The cultural presumption that religion is primarily a matter of morality and that instilling moral behavior is its purpose has the effect of promoting a negative conception of human behavior. Consider, for example, the widespread assumption in the United States that moral behavior follows from being religious, and that anyone who is not religious—having not learned the importance of controlling his or her base and animal desires and motivations—is likely to be immoral.

These values and presumptions also inform the self-improvement culture of our society within which mindfulness training—in both secular and Buddhist forms—exists. The strong moral imperative to improve oneself has its origins in Protestant religious culture, which promoted the exercise of self-control to overcome one’s inherently sinful nature.

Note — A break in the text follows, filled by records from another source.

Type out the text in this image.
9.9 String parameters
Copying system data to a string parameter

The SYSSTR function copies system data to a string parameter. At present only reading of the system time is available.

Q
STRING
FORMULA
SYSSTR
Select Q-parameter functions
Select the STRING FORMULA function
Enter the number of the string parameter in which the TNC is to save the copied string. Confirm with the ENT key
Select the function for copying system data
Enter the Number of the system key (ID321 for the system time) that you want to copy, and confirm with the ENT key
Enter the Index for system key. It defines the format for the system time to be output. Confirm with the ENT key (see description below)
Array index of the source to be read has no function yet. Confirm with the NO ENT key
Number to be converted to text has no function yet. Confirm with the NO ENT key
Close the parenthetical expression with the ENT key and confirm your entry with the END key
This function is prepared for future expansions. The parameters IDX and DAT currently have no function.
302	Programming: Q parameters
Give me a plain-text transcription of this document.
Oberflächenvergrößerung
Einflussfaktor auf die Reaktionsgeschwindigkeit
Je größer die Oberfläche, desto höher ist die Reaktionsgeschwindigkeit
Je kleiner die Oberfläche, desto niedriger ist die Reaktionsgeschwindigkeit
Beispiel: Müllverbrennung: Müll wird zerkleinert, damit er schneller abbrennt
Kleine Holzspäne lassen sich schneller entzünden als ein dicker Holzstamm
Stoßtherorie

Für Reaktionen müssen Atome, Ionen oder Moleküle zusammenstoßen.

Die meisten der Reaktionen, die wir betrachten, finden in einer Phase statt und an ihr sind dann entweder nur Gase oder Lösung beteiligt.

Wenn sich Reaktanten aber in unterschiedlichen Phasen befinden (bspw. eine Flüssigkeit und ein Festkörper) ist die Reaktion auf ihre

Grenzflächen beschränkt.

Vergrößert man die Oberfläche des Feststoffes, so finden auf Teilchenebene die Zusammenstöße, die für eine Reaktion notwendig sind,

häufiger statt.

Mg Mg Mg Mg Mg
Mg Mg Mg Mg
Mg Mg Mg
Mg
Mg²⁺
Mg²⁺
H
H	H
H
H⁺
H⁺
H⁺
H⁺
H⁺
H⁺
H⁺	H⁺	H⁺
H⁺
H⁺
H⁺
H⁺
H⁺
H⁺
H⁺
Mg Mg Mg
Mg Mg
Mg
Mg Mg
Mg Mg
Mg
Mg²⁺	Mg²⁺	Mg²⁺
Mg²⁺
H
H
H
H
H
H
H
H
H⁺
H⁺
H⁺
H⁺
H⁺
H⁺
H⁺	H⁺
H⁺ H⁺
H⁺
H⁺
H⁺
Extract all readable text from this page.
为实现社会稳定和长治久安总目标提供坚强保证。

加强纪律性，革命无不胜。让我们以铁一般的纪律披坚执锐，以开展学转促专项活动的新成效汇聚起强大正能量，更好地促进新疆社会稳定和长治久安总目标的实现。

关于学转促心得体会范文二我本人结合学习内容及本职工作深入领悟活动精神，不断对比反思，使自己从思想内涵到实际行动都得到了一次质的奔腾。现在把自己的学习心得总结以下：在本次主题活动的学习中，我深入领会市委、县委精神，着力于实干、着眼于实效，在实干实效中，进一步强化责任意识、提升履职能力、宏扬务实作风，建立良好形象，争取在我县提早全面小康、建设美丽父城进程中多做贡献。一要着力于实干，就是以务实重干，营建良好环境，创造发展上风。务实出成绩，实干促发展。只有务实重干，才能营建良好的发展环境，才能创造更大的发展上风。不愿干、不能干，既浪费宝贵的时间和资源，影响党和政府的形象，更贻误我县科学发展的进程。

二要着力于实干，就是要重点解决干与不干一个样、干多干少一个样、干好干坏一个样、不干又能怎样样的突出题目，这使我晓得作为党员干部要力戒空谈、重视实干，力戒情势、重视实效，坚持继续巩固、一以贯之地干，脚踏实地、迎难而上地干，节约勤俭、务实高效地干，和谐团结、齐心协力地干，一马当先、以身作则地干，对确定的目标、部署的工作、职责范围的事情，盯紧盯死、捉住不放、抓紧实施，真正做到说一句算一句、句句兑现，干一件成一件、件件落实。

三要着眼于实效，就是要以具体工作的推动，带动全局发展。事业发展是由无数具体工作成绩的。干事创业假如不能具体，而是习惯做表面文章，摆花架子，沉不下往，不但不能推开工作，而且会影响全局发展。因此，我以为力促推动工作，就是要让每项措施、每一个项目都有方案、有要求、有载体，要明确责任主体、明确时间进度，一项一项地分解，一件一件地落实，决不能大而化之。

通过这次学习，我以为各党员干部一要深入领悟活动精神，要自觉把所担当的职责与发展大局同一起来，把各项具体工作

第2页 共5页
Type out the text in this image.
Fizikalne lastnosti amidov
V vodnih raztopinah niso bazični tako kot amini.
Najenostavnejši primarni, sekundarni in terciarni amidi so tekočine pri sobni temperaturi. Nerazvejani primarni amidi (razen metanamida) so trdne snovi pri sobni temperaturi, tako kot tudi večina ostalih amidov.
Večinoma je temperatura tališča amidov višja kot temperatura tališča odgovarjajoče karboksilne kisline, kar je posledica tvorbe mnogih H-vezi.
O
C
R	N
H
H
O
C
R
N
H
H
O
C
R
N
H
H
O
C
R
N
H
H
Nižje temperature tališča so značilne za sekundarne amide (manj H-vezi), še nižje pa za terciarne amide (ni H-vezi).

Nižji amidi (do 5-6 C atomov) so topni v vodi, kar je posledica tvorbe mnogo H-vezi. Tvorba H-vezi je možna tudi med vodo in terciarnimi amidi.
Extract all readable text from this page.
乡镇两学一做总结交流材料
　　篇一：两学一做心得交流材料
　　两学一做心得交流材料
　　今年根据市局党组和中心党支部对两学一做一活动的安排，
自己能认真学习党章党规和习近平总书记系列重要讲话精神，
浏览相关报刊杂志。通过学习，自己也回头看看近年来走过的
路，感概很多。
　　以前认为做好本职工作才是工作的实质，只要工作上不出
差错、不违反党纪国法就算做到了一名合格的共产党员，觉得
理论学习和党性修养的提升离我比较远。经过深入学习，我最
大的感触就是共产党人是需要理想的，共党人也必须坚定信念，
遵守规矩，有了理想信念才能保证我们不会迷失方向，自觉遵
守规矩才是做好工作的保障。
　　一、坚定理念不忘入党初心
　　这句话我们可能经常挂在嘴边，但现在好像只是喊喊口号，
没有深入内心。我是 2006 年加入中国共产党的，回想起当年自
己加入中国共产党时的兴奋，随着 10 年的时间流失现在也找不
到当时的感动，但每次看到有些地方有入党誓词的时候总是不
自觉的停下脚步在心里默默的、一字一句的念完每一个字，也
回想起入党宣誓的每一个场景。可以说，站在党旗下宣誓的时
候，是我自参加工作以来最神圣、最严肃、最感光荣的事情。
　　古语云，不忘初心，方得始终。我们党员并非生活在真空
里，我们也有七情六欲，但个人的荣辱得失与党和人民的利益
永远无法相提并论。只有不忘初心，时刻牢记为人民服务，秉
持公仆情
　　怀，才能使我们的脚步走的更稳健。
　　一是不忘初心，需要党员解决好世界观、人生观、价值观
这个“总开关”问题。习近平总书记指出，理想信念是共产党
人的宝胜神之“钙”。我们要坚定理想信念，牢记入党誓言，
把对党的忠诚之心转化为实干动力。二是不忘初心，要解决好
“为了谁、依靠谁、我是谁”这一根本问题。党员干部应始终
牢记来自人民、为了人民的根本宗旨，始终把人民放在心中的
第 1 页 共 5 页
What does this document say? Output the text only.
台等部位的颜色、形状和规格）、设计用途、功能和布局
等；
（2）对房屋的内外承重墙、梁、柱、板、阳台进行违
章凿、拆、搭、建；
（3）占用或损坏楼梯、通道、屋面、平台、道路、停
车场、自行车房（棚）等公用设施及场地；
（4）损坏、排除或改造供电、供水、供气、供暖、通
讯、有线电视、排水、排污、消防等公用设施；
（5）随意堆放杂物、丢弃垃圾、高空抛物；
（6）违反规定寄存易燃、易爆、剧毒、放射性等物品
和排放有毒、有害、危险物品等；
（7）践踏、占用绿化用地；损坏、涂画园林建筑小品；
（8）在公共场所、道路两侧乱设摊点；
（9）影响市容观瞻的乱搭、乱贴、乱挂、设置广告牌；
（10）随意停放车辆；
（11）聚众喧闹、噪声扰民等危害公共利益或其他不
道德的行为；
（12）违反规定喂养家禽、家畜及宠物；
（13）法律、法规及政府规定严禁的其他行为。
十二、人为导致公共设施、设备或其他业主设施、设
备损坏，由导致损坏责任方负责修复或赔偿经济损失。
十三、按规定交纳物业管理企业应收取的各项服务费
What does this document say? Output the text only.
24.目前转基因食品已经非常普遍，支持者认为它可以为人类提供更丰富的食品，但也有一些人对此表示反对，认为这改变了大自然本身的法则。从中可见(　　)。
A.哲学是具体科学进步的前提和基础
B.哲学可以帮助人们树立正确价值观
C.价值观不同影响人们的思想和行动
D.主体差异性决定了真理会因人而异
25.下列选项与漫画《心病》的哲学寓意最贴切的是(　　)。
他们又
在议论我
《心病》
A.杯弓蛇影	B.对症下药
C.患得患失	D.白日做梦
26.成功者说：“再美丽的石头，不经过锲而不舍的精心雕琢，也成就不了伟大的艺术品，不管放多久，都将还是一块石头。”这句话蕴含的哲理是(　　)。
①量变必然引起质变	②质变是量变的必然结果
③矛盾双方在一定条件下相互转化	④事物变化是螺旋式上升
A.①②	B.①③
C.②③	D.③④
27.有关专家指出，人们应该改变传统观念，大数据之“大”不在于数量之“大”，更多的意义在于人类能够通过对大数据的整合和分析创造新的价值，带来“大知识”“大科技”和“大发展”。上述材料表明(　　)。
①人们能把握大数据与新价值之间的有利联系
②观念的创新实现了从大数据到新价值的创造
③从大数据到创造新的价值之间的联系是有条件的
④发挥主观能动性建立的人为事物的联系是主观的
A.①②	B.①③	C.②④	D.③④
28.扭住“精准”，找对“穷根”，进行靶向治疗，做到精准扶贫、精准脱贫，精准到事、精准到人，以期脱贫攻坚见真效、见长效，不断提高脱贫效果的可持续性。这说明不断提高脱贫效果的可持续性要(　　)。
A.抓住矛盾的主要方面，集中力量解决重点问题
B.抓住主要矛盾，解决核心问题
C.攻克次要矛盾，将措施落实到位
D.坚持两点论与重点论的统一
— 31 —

The moral imperative toward self-improvement is evident in the negative views held toward people who are not running, dieting, learning a foreign language, meditating, doing yoga, or any of the several dozen other ways society offers for you to improve yourself. Certainly, anyone not involved in such activities is thought to be lazy, stupid, indolent, and—studies surely suggest—will die younger and suffer more than all of those pursuing self-improvement.

One of the strongest motivators for individuals to pursue mindfulness is this imperative toward self-betterment. But such a moral imperative is not wholly consistent with Buddhist thought. Unlike Protestantism, the Buddhist path does not involve a moral control being exerted over the self and its natural animalistic tendencies, but rather the development of greater insight into the conditioned nature of existence. Indeed, the dualism of a self controlling the self feeds the illusion of a separate, independently existing self.

It is this modern moral imperative toward self-improvement that has transformed Buddhist practices from the activities of a relatively small number of monastic specialists into mass-marketed lay workshops, trainings, books, online courses, and so on. Just as the monastic values of late medieval Christian Europe became generalized as appropriate for everyone, so now the monastic values of Buddhism are being propagated and marketed as part of how one can improve oneself.

Arguing over whether introducing clients to the four noble truths is necessary for mindfulness training, and whether it then makes that training Buddhist rather than secular, neglects the roots of mindfulness in the particulars of Buddhist thought, especially those concerning ethics.

This does not resolve any questions about whether mindfulness training programs should teach morality or what kind of morality they should teach, or even the relation of morality to mindfulness training. Instead, highlighting the contradictions between the cultural presumptions that regard morality as the key to salvation and morality’s role within the Buddhist framework might challenge participants in the debate to question why it has become such a hot-button issue. After all, unless the debate changes the ground of shared presumptions, the existing impasse will only become more deeply entrenched.